“I don’t know what to believe anymore,” she admitted. “He keeps so many secrets, avoids so many questions. Sometimes I feel like I’m living with a stranger.”
“Then perhaps it’s time to stop accepting secrets and start demanding answers.”
The suggestion was simple but implementing it would require courage Iris wasn’t certain she possessed. Because demanding answers meant risking truths that might shatter what little happiness she’d managed to build.
As they neared the townhouse and Evie slept peacefully in Grace’s arms, Iris wondered if ignorance might be kinder than knowledge. But watching her friend’s natural ease with the baby,seeing how right it looked, she realized the question wasn’t whether she could handle the truth.
The question was whether she could continue living without it.
Owen heard the front door close behind him with a finality that seemed to echo through the empty townhouse. The clock in the entrance hall chimed half past midnight. The sound was unnaturally loud in the stillness. He’d expected to find the house dark, the servants retired, and his family long asleep.
Instead, he found Iris waiting for him in the drawing room.
She sat in the wingback chair by the dying fire, still dressed in her evening gown from hours ago. The blue silk had creased from sitting, and her hair was a little mussed, indicating that she had run restless fingers through it. But her eyes were alert and focused on him with an intensity that made his chest tighten.
“You waited up,” he said while setting his hat and gloves on the side table.
“We need to talk.”
The words carried a weight that suggested this conversation had been building for days, perhaps weeks. Owen moved to the brandy decanter and poured himself a measure with hands that weren’t quite steady.
“It’s late, Iris. Perhaps tomorrow?—”
“No.” She rose from her chair. The movement was sharp with suppressed anger. “Not tomorrow. Not next week. Now.”
He turned to face her, noting the way she held herself like a woman preparing for battle. “Very well. What’s troubling you?”
“What’s troubling me?” She laughed, but there was no humor in it. “Where have you been, Owen? Tonight, last night, the dozen nights before that. Where do you disappear to when the sun sets?”
“Business meetings. I’ve told you?—”
“You’ve told me nothing.” Her voice rose slightly before she caught herself and glanced toward the door. “You offer vague excuses and expect me to accept them without question. But I’m not a child to be placated with half-truths.”
Owen set down his untouched brandy. “What exactly are you accusing me of?”
“I’m not accusing. I’m asking. Directly, honestly, for once in this marriage.” She stepped closer, and he could see the hurt she’d been hiding behind her composure. “If you have a mistress, just say so. Don’t insult me by pretending these mysterious appointments are anything else.”
- The accusation left him feeling wounded. After all this time, she was still reading him wrong. “A mistress?”
“What else am I to think? You leave before dawn, return after midnight, and offer no explanations. You avoid meals, dodge questions, and treat me like a stranger in my own home.” Her voice cracked slightly. “If there’s someone else, someone who gives you what I apparently cannot, then have the courage to tell me.”
“You think I’m unfaithful to you?” The words came out rough with disbelief and something akin to hurt.
“I think you’re keeping secrets. Big ones. And in my experience, when husbands keep secrets from their wives, it usually involves other women.”
“You’re being presumptuous.”
“Am I? Then explain. Make me understand why my husband can’t bear to be in the same house as me for more than a few hours at a time.”

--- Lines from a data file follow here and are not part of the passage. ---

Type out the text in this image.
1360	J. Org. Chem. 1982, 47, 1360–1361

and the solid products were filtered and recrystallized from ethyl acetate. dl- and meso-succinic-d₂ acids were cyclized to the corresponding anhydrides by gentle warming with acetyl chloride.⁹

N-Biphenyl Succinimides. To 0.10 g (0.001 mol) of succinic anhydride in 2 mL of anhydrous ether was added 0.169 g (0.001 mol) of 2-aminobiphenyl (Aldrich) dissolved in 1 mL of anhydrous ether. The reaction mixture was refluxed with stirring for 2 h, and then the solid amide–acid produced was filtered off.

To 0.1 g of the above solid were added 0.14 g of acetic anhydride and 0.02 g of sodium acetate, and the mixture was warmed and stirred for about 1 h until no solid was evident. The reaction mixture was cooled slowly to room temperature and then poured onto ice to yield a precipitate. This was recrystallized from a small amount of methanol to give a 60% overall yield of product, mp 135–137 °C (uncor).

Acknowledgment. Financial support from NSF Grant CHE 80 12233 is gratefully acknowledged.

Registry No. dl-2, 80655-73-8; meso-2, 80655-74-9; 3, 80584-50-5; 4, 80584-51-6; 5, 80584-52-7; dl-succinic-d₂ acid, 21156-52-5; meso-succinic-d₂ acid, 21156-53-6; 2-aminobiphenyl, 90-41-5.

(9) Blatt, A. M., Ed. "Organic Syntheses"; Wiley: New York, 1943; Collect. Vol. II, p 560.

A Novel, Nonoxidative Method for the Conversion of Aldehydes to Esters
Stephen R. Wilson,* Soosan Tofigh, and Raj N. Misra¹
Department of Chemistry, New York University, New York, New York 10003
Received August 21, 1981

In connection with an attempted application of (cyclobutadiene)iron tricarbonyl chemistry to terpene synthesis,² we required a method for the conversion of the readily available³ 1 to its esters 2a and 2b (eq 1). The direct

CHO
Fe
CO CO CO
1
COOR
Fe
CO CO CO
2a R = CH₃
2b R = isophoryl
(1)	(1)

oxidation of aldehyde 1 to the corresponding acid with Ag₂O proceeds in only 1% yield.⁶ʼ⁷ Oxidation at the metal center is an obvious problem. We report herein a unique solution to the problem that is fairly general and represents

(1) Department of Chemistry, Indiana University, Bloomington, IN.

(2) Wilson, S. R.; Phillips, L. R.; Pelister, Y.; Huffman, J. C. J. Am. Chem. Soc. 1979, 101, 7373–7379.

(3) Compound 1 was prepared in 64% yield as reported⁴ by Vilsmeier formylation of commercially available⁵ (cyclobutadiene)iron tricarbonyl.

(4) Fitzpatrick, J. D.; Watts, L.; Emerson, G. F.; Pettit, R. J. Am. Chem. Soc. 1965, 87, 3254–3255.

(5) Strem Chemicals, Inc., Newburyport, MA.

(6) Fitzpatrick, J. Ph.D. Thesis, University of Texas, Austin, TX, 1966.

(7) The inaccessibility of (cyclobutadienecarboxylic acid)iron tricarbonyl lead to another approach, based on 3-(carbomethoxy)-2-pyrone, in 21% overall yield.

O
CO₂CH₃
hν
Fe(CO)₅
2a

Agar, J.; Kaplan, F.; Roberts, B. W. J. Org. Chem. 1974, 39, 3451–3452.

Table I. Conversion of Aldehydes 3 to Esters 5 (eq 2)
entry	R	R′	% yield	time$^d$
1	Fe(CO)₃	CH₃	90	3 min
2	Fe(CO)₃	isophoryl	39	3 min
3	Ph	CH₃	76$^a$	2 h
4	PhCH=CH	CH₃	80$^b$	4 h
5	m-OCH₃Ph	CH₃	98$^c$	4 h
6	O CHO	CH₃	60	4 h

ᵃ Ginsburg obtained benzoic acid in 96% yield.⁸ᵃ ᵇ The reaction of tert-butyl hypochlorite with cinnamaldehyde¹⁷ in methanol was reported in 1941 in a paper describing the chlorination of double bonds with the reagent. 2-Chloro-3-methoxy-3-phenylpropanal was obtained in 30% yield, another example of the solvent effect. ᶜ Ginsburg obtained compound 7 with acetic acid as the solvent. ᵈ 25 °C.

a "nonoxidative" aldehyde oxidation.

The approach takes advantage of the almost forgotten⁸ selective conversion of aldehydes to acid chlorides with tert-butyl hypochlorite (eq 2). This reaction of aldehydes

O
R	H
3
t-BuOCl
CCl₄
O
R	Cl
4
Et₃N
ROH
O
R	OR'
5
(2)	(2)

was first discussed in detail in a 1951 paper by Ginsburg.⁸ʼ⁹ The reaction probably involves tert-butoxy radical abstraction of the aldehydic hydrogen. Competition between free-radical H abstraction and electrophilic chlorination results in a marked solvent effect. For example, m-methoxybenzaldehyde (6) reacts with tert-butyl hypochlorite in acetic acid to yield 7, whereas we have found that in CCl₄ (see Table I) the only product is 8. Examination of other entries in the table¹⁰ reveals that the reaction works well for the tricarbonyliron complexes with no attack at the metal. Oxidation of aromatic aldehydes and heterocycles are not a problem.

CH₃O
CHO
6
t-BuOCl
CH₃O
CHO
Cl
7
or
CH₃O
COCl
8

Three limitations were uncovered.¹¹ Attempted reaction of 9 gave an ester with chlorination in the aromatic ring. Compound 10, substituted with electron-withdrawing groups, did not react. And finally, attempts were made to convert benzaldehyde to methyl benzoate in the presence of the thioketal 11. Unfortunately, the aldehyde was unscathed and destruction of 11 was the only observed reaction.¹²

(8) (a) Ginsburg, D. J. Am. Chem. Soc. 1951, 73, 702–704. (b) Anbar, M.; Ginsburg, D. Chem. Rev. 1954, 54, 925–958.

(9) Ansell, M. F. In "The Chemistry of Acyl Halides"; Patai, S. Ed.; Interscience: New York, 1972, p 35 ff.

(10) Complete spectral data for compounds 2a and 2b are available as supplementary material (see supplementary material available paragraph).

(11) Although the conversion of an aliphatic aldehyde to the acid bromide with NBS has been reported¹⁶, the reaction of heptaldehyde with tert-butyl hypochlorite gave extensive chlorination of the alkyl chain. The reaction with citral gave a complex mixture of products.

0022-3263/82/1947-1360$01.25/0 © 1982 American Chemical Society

Owen rubbed a hand over his face. The search for Adele, the careful lies, and the distance he’d maintained to protect them both—it was all crumbling under the force of her questions.
“It’s not what you think.”
“Then what is it?”
“It’s complicated.”
“Everything’s complicated with you.” She moved even closer, close enough that he could smell her perfume beneath the faint scent of baby powder that seemed to cling to her these days. “I’m tired of complications. Tired of being shut out of my own marriage.”